Just make sure you pick the right personality from the start as it can be extremely difficult to change the character of your community once a personality has been established.

And he’s dead on. Every community has a certain type of personality. This personality is developed over time by allowing it to shine on your site. Your community guidelines are really a personality statement all and of themselves. For example, my guidelines say things like… we don’t allow vulgarities, we require that all members treat each other with respect and that people should have fun.

So, our personality is one that is family and/or work friendly, treats others with respect and has fun. Your guidelines (and subsequent enforcement) help you to become who you want to be – what you created the community to be. Sure, a community is filled with different people and that’s a good thing, in general, but there tend to be common traits that your best community members exemplify.

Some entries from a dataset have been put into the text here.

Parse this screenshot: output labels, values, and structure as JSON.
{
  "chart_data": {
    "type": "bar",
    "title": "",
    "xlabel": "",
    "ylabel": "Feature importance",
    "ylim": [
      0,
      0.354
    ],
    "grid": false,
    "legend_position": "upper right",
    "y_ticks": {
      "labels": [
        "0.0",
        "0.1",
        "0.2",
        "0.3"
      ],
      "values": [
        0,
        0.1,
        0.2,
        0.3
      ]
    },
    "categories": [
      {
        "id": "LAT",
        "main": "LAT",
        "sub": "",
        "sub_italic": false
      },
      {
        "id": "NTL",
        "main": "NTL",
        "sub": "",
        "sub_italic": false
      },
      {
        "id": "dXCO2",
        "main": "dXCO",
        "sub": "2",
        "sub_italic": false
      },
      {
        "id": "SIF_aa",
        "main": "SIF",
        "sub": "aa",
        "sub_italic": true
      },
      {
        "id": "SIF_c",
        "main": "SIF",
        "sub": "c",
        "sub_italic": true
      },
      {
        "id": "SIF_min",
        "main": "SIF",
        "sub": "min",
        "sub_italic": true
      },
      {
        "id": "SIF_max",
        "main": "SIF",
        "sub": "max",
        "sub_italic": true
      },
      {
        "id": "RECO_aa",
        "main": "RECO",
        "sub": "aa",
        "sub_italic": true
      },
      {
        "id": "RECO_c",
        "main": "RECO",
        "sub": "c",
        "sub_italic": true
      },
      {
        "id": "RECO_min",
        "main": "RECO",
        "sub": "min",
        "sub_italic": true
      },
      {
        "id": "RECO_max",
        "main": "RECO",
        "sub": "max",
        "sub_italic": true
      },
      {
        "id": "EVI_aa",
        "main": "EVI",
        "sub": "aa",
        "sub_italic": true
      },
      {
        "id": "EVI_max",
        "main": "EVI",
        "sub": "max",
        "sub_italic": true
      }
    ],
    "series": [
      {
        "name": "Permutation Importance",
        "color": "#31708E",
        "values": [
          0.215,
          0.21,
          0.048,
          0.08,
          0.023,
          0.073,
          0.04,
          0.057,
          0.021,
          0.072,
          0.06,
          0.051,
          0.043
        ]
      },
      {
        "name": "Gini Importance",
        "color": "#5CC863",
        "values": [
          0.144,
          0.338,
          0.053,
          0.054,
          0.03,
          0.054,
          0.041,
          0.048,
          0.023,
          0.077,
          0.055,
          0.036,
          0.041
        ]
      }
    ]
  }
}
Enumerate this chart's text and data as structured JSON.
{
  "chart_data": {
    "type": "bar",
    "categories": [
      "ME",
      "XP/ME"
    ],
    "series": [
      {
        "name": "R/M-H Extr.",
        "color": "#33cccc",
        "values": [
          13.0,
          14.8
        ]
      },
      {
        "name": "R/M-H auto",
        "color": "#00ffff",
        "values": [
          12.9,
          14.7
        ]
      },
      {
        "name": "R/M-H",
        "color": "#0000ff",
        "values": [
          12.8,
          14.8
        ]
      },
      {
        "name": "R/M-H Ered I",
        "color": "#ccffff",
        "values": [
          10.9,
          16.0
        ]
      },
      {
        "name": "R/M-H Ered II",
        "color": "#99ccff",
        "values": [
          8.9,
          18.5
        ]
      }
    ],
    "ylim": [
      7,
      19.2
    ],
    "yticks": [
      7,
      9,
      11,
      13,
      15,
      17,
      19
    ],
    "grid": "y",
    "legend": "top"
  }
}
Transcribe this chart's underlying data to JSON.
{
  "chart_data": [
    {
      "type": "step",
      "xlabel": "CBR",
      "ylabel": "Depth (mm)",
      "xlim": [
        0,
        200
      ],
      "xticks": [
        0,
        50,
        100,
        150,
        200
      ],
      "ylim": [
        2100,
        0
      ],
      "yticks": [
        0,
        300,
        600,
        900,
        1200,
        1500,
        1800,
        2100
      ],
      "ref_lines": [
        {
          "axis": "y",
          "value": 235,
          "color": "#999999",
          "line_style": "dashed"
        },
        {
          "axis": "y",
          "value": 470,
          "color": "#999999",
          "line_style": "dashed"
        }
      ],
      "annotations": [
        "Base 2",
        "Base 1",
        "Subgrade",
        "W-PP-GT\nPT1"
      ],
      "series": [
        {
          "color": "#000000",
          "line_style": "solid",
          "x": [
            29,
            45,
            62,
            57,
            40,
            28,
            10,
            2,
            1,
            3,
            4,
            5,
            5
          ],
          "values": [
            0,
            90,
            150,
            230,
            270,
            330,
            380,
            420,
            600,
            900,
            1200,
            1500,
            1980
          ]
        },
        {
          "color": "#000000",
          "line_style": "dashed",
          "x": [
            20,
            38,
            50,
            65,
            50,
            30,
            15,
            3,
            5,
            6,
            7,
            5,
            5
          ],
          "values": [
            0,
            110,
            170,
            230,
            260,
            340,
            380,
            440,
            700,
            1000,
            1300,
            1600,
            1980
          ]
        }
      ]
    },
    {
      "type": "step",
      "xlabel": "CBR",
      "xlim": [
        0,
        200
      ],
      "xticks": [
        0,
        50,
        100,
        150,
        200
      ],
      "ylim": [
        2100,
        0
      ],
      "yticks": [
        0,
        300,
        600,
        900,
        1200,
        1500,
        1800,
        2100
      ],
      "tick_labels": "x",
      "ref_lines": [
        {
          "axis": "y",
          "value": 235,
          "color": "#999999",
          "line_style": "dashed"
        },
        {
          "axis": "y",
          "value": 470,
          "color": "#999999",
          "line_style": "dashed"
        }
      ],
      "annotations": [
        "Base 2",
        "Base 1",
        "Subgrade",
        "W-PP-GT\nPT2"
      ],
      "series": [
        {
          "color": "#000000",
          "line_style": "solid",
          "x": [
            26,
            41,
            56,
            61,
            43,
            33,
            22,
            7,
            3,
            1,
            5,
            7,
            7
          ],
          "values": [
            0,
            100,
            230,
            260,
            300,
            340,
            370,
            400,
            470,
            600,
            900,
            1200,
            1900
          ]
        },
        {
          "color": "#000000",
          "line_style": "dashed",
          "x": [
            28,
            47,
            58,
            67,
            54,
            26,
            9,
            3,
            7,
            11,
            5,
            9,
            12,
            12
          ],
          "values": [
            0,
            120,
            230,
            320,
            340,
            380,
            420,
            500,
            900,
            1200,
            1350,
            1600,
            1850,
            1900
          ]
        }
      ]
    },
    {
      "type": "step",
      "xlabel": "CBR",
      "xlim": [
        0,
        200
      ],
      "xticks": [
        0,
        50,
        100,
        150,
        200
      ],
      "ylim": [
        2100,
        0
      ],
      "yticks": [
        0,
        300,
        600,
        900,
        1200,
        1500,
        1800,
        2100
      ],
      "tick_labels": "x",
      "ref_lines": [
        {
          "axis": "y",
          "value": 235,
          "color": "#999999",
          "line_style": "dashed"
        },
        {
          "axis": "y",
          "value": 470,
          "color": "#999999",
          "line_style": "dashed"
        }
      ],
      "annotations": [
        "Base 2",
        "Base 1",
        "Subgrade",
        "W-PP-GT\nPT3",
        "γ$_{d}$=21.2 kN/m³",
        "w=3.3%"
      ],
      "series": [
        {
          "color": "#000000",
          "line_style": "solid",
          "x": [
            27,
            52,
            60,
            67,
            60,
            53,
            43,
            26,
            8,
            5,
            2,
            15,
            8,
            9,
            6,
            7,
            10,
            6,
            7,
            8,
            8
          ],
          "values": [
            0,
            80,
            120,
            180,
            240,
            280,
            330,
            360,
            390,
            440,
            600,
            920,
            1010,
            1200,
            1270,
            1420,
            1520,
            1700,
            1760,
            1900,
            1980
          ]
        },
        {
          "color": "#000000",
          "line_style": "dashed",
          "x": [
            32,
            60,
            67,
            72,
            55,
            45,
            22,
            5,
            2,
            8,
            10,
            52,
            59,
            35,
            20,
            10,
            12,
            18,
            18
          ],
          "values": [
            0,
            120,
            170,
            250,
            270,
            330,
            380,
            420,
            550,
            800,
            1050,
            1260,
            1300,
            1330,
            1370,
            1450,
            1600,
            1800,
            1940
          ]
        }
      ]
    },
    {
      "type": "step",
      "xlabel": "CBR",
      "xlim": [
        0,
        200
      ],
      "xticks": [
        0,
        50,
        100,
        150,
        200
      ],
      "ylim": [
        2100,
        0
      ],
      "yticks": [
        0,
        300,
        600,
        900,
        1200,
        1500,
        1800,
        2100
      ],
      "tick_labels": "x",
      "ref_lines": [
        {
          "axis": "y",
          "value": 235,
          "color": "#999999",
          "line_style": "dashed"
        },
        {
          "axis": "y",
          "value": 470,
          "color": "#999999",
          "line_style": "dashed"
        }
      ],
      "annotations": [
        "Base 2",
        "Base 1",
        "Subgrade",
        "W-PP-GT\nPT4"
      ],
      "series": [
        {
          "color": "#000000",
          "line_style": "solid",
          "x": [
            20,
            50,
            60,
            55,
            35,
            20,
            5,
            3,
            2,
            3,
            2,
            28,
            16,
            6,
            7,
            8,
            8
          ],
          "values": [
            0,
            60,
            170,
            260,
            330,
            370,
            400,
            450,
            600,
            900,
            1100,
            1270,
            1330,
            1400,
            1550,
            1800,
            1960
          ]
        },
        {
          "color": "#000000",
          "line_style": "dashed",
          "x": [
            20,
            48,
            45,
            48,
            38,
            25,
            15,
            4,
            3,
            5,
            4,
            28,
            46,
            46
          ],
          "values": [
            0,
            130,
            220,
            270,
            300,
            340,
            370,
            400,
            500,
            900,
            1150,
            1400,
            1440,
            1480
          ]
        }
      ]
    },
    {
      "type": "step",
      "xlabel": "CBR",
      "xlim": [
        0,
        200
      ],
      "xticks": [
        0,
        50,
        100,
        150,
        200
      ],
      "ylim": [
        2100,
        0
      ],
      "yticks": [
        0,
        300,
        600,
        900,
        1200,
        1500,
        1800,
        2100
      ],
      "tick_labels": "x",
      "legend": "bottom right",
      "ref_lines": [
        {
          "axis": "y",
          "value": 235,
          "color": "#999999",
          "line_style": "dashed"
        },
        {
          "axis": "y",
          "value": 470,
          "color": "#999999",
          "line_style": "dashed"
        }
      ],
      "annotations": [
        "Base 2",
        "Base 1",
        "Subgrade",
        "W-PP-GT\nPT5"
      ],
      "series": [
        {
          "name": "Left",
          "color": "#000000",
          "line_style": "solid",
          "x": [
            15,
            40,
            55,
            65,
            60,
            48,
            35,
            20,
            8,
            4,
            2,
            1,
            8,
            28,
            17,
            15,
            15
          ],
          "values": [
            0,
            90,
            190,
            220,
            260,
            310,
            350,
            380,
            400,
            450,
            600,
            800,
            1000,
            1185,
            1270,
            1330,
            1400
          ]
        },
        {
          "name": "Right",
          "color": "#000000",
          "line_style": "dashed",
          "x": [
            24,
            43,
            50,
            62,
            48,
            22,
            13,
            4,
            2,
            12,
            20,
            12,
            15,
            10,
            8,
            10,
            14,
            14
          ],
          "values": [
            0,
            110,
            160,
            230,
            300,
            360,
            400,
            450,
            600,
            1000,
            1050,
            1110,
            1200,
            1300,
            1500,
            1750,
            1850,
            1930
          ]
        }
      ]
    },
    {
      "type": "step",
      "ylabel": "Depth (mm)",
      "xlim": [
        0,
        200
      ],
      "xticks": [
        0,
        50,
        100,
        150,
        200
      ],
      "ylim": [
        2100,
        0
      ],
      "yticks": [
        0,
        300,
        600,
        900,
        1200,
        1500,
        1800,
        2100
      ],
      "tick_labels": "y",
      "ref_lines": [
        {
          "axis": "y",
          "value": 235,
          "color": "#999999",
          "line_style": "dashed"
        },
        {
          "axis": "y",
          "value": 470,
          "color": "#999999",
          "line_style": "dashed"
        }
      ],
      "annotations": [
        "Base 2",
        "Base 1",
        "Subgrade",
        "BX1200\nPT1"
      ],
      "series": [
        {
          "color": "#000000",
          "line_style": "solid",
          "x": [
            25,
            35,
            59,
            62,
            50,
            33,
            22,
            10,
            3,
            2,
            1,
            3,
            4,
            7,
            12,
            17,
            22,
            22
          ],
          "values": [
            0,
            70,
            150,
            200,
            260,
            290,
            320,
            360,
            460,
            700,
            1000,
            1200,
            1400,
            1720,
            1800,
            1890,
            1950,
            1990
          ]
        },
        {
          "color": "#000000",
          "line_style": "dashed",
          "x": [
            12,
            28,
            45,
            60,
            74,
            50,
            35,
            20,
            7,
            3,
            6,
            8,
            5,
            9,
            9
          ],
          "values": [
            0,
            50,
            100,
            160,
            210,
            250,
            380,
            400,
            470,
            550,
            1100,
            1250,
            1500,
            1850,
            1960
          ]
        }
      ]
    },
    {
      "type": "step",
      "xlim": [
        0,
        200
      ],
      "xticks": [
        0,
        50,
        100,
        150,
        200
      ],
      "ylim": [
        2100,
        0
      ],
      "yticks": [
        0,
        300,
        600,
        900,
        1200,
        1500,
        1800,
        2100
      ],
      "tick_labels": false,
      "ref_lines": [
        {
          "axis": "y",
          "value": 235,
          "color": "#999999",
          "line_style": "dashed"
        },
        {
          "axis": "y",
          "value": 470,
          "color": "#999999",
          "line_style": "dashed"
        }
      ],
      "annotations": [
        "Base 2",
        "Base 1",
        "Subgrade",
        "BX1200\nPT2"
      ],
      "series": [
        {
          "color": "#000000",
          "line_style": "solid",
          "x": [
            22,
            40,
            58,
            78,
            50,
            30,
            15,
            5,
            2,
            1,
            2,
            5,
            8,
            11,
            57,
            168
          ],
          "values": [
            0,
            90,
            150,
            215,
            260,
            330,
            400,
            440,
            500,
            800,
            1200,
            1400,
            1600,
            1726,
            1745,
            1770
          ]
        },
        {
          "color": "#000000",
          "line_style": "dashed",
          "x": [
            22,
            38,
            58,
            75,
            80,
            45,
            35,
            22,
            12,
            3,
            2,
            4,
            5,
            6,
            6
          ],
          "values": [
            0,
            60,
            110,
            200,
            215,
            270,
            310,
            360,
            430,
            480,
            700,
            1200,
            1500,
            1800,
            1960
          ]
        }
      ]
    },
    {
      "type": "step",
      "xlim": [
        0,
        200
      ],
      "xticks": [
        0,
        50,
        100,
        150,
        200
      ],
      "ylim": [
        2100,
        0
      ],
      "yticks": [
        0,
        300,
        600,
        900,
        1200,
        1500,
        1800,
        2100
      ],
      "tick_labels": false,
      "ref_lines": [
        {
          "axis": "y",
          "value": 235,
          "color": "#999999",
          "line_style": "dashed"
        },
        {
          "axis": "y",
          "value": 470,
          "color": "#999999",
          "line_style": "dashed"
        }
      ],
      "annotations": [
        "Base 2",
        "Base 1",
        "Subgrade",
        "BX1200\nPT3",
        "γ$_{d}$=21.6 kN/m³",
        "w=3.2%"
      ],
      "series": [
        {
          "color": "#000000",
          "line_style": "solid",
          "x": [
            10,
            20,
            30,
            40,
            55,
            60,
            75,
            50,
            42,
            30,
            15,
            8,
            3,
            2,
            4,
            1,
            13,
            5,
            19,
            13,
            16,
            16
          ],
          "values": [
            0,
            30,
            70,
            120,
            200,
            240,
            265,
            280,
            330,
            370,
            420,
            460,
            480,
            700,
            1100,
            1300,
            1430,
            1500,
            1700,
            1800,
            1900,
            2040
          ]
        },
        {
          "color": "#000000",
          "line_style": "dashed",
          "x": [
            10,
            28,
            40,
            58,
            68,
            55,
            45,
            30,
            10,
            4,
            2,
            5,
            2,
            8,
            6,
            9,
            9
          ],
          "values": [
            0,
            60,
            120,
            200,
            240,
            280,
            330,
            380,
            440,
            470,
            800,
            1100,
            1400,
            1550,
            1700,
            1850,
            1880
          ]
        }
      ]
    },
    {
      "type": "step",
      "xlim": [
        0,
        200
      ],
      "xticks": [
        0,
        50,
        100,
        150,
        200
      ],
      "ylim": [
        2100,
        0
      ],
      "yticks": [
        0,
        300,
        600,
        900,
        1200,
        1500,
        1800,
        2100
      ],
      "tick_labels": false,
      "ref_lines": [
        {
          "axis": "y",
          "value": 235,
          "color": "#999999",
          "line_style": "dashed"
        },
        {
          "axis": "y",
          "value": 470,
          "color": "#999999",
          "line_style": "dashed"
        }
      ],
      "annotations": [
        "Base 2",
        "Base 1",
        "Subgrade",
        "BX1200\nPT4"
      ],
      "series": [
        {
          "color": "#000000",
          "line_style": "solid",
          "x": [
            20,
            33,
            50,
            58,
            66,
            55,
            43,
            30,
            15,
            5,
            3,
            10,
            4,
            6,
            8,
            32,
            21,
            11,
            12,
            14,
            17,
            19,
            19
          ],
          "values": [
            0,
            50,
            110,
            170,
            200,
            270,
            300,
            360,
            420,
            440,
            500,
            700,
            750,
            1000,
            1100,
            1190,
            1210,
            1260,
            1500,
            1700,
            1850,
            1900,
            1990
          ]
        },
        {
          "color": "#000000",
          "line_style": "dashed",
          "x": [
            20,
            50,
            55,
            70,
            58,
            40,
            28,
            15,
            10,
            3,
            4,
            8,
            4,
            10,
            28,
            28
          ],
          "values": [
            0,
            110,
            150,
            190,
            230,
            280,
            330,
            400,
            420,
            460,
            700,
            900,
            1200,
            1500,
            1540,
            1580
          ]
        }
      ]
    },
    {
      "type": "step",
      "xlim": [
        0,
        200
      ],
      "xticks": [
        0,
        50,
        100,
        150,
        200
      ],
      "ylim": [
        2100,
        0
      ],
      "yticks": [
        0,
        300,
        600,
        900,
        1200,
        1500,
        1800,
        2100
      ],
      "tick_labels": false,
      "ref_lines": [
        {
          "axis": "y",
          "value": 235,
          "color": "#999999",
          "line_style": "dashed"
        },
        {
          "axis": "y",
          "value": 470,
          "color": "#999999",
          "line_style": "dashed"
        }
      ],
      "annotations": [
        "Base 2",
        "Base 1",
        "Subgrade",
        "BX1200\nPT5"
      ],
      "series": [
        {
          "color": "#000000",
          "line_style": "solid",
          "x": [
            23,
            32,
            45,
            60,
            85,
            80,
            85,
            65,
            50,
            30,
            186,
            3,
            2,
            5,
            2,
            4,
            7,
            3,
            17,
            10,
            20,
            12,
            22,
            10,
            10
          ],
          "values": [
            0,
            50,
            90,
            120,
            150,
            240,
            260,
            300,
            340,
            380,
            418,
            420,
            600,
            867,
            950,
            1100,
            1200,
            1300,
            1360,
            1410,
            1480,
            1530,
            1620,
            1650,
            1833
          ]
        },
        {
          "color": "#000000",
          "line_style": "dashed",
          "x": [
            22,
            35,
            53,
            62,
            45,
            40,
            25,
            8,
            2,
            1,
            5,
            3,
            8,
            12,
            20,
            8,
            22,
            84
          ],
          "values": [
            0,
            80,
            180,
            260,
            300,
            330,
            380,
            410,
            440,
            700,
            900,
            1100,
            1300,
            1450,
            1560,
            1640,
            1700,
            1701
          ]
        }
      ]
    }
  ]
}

“Best” here is relative – when I say it, I mean the community members that most fit within the personality that you had in mind when you started your site. The “best” members are the ones that you’ll consider for your staff. Set the example for people by demonstrating the personality yourself and by promoting people to your staff who naturally handle themselves similarly.

Lack of guidelines and/or of consistent enforcement can lead to you waking up one day and realizing that your community has become someone that you don’t care for.

And, then, if you want to fight to get it back to where it needs to be, it’ll be difficult, as Mr. Reed noted. Creating, developing and maintaining the environment (the personality) of your community can be time consuming, but it’s a good part of what community management is all about.